During those long, hard months, as nearby Mosul was liberated from the grip of ISIS, the Kurds in Erbil formed a special bond with the Canadian troops.
“We believed the Canadian people sent good soldiers,” Peshmerga Maj.-Gen Aziz Weisi told CBC News as the campaign to expel extremists kicked into high gear in late 2016. “Good people build good relations.”
The bonds have reportedly held strong, even after the U.S abandoned Syrian Kurds in the face of a Turkish military incursion in northern Syria last year.
In a year-end interview with CBC News, prior to the killing of Soleimani and the rising tensions with Iran, the Canadian military’s operations commander, Lt.-Gen.
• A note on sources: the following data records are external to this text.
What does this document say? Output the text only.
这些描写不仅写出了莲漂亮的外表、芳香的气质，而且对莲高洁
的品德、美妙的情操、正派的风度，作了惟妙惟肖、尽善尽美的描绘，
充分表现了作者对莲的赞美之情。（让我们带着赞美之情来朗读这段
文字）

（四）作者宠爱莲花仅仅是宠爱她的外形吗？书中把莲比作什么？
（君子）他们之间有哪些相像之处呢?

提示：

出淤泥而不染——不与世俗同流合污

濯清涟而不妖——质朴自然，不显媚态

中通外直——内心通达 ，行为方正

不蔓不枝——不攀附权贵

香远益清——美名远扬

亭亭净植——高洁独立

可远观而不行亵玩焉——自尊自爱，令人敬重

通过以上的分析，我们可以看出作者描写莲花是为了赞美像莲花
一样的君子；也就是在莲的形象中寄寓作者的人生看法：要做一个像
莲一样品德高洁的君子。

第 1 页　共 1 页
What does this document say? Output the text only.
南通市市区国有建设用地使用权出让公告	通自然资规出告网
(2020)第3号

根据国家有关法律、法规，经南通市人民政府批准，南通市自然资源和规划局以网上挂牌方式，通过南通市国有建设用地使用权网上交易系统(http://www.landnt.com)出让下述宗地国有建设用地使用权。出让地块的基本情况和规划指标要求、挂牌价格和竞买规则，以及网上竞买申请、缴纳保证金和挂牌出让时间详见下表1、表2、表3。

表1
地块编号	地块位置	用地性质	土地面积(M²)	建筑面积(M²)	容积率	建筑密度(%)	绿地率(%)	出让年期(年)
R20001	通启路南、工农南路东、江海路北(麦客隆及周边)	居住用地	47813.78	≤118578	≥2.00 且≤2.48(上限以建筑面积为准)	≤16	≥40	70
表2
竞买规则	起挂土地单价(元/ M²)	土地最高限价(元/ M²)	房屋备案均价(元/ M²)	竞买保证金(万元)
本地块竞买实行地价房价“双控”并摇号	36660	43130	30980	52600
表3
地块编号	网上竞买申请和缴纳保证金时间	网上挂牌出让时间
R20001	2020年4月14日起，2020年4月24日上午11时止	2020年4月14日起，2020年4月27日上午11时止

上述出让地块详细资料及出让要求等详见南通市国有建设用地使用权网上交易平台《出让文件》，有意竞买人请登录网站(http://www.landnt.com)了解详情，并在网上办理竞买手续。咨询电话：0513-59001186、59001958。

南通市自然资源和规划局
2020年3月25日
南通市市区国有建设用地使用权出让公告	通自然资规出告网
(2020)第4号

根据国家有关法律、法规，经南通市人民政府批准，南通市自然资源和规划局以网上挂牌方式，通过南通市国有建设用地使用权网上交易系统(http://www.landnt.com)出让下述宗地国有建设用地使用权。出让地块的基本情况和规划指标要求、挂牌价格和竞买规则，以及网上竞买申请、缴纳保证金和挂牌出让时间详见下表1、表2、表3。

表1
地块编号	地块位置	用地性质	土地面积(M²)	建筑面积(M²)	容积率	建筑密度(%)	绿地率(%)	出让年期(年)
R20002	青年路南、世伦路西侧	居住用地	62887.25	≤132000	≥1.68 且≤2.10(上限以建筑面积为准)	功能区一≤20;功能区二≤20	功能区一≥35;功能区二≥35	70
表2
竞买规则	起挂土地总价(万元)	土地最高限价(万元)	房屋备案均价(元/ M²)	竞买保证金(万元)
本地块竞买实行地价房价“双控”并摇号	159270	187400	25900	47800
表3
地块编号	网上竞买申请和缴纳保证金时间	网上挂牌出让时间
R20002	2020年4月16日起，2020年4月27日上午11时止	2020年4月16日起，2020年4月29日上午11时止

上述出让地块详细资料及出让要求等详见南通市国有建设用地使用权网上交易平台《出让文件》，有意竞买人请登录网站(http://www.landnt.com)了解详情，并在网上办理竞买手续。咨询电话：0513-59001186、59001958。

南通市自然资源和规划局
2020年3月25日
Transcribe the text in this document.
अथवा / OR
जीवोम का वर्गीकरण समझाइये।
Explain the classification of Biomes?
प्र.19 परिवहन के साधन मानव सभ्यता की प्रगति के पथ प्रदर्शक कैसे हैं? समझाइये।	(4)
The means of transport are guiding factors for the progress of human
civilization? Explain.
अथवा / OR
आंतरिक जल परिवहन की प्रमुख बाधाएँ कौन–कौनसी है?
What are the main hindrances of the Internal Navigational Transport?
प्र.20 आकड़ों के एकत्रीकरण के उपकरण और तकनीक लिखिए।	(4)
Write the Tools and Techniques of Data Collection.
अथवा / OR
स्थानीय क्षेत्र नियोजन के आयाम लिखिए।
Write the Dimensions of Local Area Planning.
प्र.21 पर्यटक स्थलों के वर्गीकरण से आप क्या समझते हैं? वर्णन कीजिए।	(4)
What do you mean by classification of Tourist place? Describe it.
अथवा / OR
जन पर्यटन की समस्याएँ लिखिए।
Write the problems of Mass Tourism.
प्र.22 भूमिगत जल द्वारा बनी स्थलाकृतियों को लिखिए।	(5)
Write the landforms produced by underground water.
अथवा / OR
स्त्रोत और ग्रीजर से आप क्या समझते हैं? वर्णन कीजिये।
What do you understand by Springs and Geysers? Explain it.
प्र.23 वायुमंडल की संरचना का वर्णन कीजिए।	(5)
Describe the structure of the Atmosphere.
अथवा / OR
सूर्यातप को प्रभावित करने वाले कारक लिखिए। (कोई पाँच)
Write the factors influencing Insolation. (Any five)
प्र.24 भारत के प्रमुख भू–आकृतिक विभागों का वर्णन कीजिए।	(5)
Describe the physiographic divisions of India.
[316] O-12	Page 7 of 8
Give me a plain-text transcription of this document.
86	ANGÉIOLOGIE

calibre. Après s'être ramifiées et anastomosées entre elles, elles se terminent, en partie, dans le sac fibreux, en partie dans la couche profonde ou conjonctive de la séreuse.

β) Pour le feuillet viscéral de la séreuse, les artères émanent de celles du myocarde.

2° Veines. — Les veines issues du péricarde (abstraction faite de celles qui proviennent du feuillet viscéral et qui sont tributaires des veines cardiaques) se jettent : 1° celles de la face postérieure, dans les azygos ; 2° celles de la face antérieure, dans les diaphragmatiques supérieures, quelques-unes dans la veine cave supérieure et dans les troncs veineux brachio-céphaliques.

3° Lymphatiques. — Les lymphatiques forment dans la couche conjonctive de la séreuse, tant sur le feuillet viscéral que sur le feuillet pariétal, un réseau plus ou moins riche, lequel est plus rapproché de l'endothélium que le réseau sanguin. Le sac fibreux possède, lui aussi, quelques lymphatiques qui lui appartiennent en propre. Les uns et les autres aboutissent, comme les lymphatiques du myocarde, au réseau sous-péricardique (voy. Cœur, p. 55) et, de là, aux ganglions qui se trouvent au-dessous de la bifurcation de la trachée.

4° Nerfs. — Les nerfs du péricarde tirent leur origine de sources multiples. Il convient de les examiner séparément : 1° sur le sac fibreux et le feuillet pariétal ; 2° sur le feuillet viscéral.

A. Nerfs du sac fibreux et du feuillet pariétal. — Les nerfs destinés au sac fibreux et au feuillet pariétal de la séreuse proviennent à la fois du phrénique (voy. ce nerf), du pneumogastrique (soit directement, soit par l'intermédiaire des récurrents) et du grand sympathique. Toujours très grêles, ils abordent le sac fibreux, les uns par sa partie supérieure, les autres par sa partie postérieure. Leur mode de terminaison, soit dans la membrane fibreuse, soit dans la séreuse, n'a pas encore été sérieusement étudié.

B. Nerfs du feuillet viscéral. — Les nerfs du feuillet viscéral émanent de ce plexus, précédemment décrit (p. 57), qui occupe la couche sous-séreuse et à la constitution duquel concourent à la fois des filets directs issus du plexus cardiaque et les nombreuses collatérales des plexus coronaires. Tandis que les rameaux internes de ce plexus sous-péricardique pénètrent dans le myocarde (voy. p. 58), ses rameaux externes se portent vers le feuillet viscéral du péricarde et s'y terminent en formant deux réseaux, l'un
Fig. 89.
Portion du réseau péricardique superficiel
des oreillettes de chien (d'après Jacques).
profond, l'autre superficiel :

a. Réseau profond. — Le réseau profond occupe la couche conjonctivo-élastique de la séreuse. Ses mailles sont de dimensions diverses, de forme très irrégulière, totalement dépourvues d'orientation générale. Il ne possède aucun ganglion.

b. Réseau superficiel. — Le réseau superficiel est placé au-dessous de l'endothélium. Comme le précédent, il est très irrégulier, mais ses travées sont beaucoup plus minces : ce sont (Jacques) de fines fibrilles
Mike Rouleau, said the ties have remained strong.
“I think what we built with the Kurdish partners we had in northern Iraq is something that is deeper than the latest crisis,” said Rouleau, referring to the politics surrounding the strain in relations between the Kurds and the Americans.
At one point during the height of the bloody battle to retake Mosul, wounded Kurdish fighters were brought to a Canadian Role 2 military hospital.
The busy airbase also hosted Canadian surveillance planes which were used to spot targets coalition airstrikes and keep tabs on the movements of retreating ISIS fighters.
The field hospital and the surveillance planes have long since returned home, pieces in the ever-moving chessboard of military assets and personnel that have characterized Canada’s war against the Islamic State.
The defeat of ISIS on the battlefield did not see the end of the presence in Erbil.
Special forces troops, specially trained in counter-terrorism operations, have been advising Iraqi forces troops on how best to hunt down the remaining ISIS holdouts in the barren, semi-mountainous region of northern Iraq and along the border with Syria.